8NH3+ 3Cl2 ——-> 6NHCl4 + N2
NH3 + 3Cl2 ——> NCl3 + 3HCl
Excess of ammonia
8NH3+ Br2 ——-> 2NHBr4 + 3N2
NH3 + 3Br2 ——> NBr3 + 3HCl
(ii) Iodine reacts with liquid ammonia to form a dark brown complex.
2NH3 + 3 I2 —> NH3NI3 + 3
Nitrogen tri-iodide ammoniate
The complex is very explosive when dry. It explodes violently when rubbed against a hard surface as follows :
8NH3NI3 ——-> 5N2 + 9I2 + 6NH4I
4) Oxidation: Ammonia is oxidised to dinitrogen with oxidising agents like CuO, NaClO, CaOCl2, etc.
For example: When ammonia is passed over heated Copper oxide, it gets oxidised to dinitrogen.
3CuO + 2NH3 —> 3 Cu + N2 + 3 H2O
When vapours of NH3 and O2 are passed over red hot platinum gauze at 1075 K, it is oxidised to nitric oxide.
4NH3 + 5 O2 ——-> 4 NO + 6H2O
This reaction forms the basis of Ostwarld’s process for the manufacture of nitric acid.
5) Combustion: Ammonia is neither combustible nor supporter of combustion.However, it burns in the presence of oxygen to form dinitrogen and water.

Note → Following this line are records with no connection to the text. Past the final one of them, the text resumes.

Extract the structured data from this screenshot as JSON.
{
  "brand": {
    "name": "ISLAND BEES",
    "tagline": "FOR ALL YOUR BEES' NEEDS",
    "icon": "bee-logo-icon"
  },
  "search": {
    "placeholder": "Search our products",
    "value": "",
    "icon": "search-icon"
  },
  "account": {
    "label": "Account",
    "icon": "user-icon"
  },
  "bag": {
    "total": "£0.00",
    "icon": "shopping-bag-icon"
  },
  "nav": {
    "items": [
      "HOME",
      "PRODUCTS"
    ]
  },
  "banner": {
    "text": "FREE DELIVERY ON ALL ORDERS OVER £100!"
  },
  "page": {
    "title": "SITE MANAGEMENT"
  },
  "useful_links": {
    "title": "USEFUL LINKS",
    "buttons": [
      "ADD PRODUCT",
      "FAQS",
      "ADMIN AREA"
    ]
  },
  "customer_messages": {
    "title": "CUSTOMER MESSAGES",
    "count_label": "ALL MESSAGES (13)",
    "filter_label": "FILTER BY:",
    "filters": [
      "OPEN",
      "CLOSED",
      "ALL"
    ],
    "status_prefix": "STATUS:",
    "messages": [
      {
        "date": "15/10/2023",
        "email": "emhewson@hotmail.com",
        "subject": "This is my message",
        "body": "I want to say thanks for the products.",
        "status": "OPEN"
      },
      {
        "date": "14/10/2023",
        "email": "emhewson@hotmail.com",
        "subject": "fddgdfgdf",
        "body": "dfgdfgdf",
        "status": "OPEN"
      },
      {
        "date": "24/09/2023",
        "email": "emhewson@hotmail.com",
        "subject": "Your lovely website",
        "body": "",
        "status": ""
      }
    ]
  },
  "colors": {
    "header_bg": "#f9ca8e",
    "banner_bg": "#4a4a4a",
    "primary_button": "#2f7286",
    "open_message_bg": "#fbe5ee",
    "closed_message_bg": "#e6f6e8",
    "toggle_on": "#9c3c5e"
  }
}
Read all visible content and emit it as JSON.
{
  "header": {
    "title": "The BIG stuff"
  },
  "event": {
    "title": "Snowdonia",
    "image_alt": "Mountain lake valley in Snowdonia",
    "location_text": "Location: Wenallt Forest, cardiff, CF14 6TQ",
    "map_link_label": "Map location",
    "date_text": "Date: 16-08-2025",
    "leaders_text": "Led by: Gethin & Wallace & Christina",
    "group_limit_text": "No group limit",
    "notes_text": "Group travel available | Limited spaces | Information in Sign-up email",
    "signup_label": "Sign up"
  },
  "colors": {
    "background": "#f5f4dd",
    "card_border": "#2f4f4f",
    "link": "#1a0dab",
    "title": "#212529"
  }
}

4 NH3 + 3O2 –> 2 N2 + 6H2O
6) Formation of amides: When ammonia is passed over heated sodium or potassium at 575 K. it forms amides with the liberation of dihydrogen.
2Na + 2 NH3 ——-> 2 NaNH2 + H2
7) Precipitation of heavy metal ions from the aqueous solution of their salts
Heavy metal ions such as Fe3+, Cr3+, Al3+, etc. are precipitated from their aqueous salt solutions as hydroxides with ammonia.
FeCl3(aq) + 3 NH4OH ——–> Fe(OH)3 (s) or Fe2O3.xH2O(s)+3NH4Cl (aq)
AlCl3 (aq) + 3NH4OH(aq) ——> Al(OH)3 (s) + 3NH4Cl (aq)
CrCl3 (aq) + 3NH4OH(aq) ——–> Cr(OH)3(s) + 3NH4Cl (aq)
ZnSO4 (aq) + 2NH4OH(aq) ——> Zn(OH)2(s) + (NH4)2SO4(aq)
Uses of Ammonia
(i) It is used in the manufacture of nitric acid and sodium carbonate.
(ii) Liquid ammonia is used as a refrigerant.
(iii) It is used in the manufacture of rayon.
(iv) It is commonly used for preparing various nitrogenous fertilizers such as ammonium nitrate, ammonium sulphate, ammonium phosphate and urea.
(v) It is an important reagent and is used as a solvent in the laboratory.